Dude first of all nobody is reading 15 bullet points per experience and I almost fell asleep reading some of them. There is no way "Small Accounting Firm" requires THAT many bullets. Condense everything and make it more concise, do 3-4 pts / experience max... Also add a small skills section and/or interest section. Get that GPA up and get involved in some extracurriculars.
Agree with the above but to add some support for your cumulative GPA, include your major GPA as well (if its better than your cumulative since this shows you understand what you're studying)
need to break this down into more sections and make things much more readable. look at the harvard resume guide (genuinely just google that), and go from there.extracurriculares at school are great, could add things like relevant courses if you're having a hard time filling the page. even 10wk internships shouldn’t have >4 bullet points (5 if ur desperate)consider adding in a bottom section about ur likes and skills. good luck!
Looks decent, here are some comments:
-Change "Work Experience" to just "Experience"I recommend adding a "Misc" section at the bottom to list your extracurriculars, interests, IB programs completed, etcI'm on my phone so its tough to see but double check that the items on the right side of the resume are the same font/font size. They look slightly different
Overall: Good start but needs more work. It also needs to scream "investment banking" more. To be direct, most bankers want competent finance people - so focus on PPT, Excel, modeling, accounting, generating reports, etc. which is also important because you go to a semi-target
“Reducing financial reporting errors by 2%…”
Validating shit to enhance financial reporting accuracy by 7%…
25+ hours saved annually etc.
How are you measuring these numbers? They feel artificial, correct me if I’m wrong but that’s the impression it’s giving.
Don’t make things up and don’t throw “buzzwords” like “according to US gaap and Sarbanes-oxley act” when it just means you followed the standard. People see through it and it invalidates the rest of your resume. Keep it genuine while demonstrating real impact.

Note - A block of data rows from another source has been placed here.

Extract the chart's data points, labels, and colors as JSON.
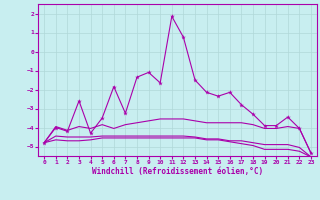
{
  "background_color": "#c8eef0",
  "grid_color": "#b0d8d8",
  "line_color": "#aa00aa",
  "xlabel": "Windchill (Refroidissement éolien,°C)",
  "xlabel_color": "#aa00aa",
  "ylim": [
    -5.5,
    2.5
  ],
  "xlim": [
    -0.5,
    23.5
  ],
  "yticks": [
    -5,
    -4,
    -3,
    -2,
    -1,
    0,
    1,
    2
  ],
  "xticks": [
    0,
    1,
    2,
    3,
    4,
    5,
    6,
    7,
    8,
    9,
    10,
    11,
    12,
    13,
    14,
    15,
    16,
    17,
    18,
    19,
    20,
    21,
    22,
    23
  ],
  "curve1_x": [
    0,
    1,
    2,
    3,
    4,
    5,
    6,
    7,
    8,
    9,
    10,
    11,
    12,
    13,
    14,
    15,
    16,
    17,
    18,
    19,
    20,
    21,
    22,
    23
  ],
  "curve1_y": [
    -4.8,
    -4.0,
    -4.2,
    -2.6,
    -4.3,
    -3.5,
    -1.85,
    -3.25,
    -1.35,
    -1.1,
    -1.65,
    1.85,
    0.75,
    -1.5,
    -2.15,
    -2.35,
    -2.15,
    -2.8,
    -3.3,
    -3.9,
    -3.9,
    -3.45,
    -4.05,
    -5.35
  ],
  "curve2_x": [
    0,
    1,
    2,
    3,
    4,
    5,
    6,
    7,
    8,
    9,
    10,
    11,
    12,
    13,
    14,
    15,
    16,
    17,
    18,
    19,
    20,
    21,
    22,
    23
  ],
  "curve2_y": [
    -4.8,
    -3.95,
    -4.15,
    -3.95,
    -4.05,
    -3.85,
    -4.05,
    -3.85,
    -3.75,
    -3.65,
    -3.55,
    -3.55,
    -3.55,
    -3.65,
    -3.75,
    -3.75,
    -3.75,
    -3.75,
    -3.85,
    -4.05,
    -4.05,
    -3.95,
    -4.05,
    -5.35
  ],
  "curve3_x": [
    0,
    1,
    2,
    3,
    4,
    5,
    6,
    7,
    8,
    9,
    10,
    11,
    12,
    13,
    14,
    15,
    16,
    17,
    18,
    19,
    20,
    21,
    22,
    23
  ],
  "curve3_y": [
    -4.8,
    -4.45,
    -4.5,
    -4.5,
    -4.5,
    -4.45,
    -4.45,
    -4.45,
    -4.45,
    -4.45,
    -4.45,
    -4.45,
    -4.45,
    -4.5,
    -4.6,
    -4.6,
    -4.7,
    -4.7,
    -4.8,
    -4.9,
    -4.9,
    -4.9,
    -5.05,
    -5.55
  ],
  "curve4_x": [
    0,
    1,
    2,
    3,
    4,
    5,
    6,
    7,
    8,
    9,
    10,
    11,
    12,
    13,
    14,
    15,
    16,
    17,
    18,
    19,
    20,
    21,
    22,
    23
  ],
  "curve4_y": [
    -4.8,
    -4.65,
    -4.7,
    -4.7,
    -4.65,
    -4.55,
    -4.55,
    -4.55,
    -4.55,
    -4.55,
    -4.55,
    -4.55,
    -4.55,
    -4.55,
    -4.65,
    -4.65,
    -4.75,
    -4.85,
    -4.95,
    -5.15,
    -5.15,
    -5.15,
    -5.25,
    -5.55
  ]
}
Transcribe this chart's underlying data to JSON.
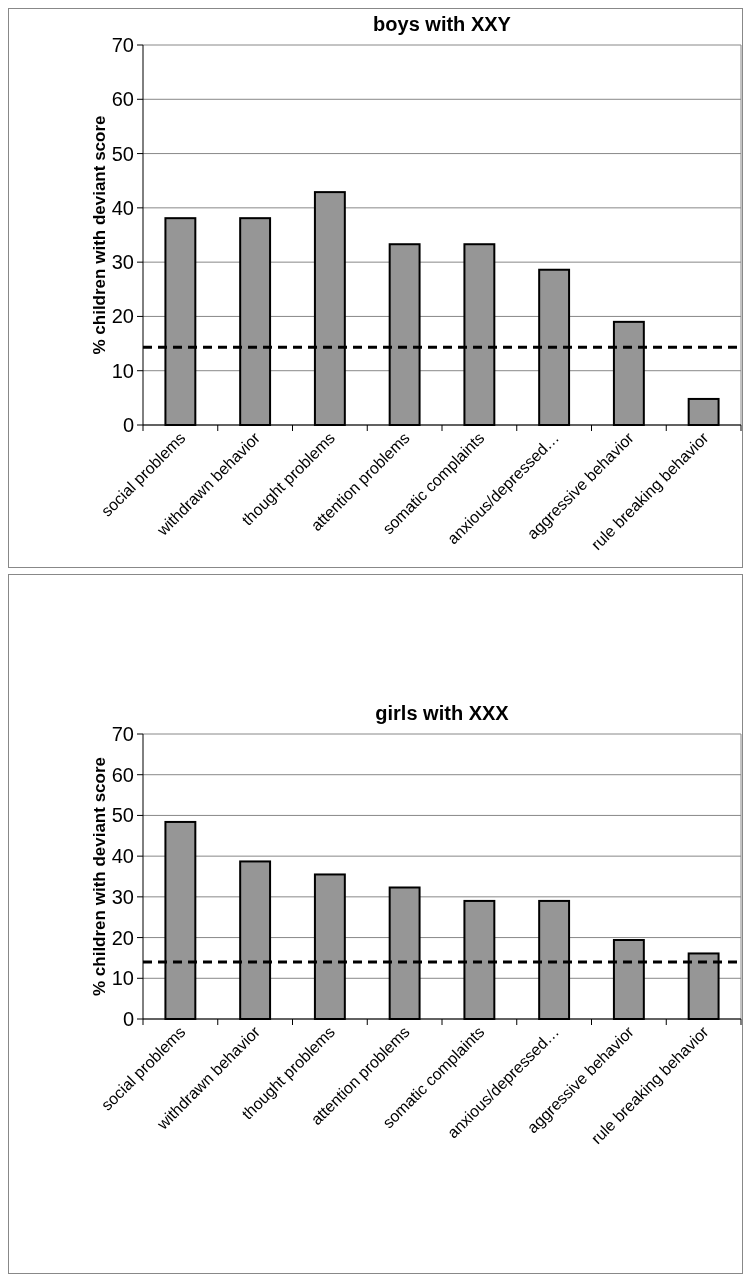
{
  "chart_data": [
    {
      "type": "bar",
      "title": "boys with XXY",
      "ylabel": "% children with deviant score",
      "categories": [
        "social problems",
        "withdrawn behavior",
        "thought problems",
        "attention problems",
        "somatic complaints",
        "anxious/depressed…",
        "aggressive behavior",
        "rule breaking behavior"
      ],
      "values": [
        38.1,
        38.1,
        42.9,
        33.3,
        33.3,
        28.6,
        19.0,
        4.8
      ],
      "color": "#969696",
      "ylim": [
        0,
        70
      ],
      "yticks": [
        0,
        10,
        20,
        30,
        40,
        50,
        60,
        70
      ],
      "grid": "y",
      "ref_lines": [
        {
          "axis": "y",
          "value": 14.3,
          "color": "#000000",
          "line_style": "dashed"
        }
      ]
    },
    {
      "type": "bar",
      "title": "girls with XXX",
      "ylabel": "% children with deviant score",
      "categories": [
        "social problems",
        "withdrawn behavior",
        "thought problems",
        "attention problems",
        "somatic complaints",
        "anxious/depressed…",
        "aggressive behavior",
        "rule breaking behavior"
      ],
      "values": [
        48.4,
        38.7,
        35.5,
        32.3,
        29.0,
        29.0,
        19.4,
        16.1
      ],
      "color": "#969696",
      "ylim": [
        0,
        70
      ],
      "yticks": [
        0,
        10,
        20,
        30,
        40,
        50,
        60,
        70
      ],
      "grid": "y",
      "ref_lines": [
        {
          "axis": "y",
          "value": 14,
          "color": "#000000",
          "line_style": "dashed"
        }
      ]
    }
  ]
}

It’s good that you understand the need to show impact, it’s clear that you’ve been coached here. Just be mindful of going overboard with it.
Cut words by 75%
Et optio eum esse recusandae consequatur. Temporibus cupiditate velit laudantium sint voluptatem explicabo. Vitae fuga nihil dignissimos sint. Illum eveniet pariatur atque ipsa dolore. Ut id tempora voluptatibus aliquam rem hic.
Aspernatur sed id dolores ut sunt porro aut repellat. Fugiat porro qui dolorem mollitia neque nobis. Quae expedita voluptas incidunt animi. Nihil provident accusantium itaque cumque aut.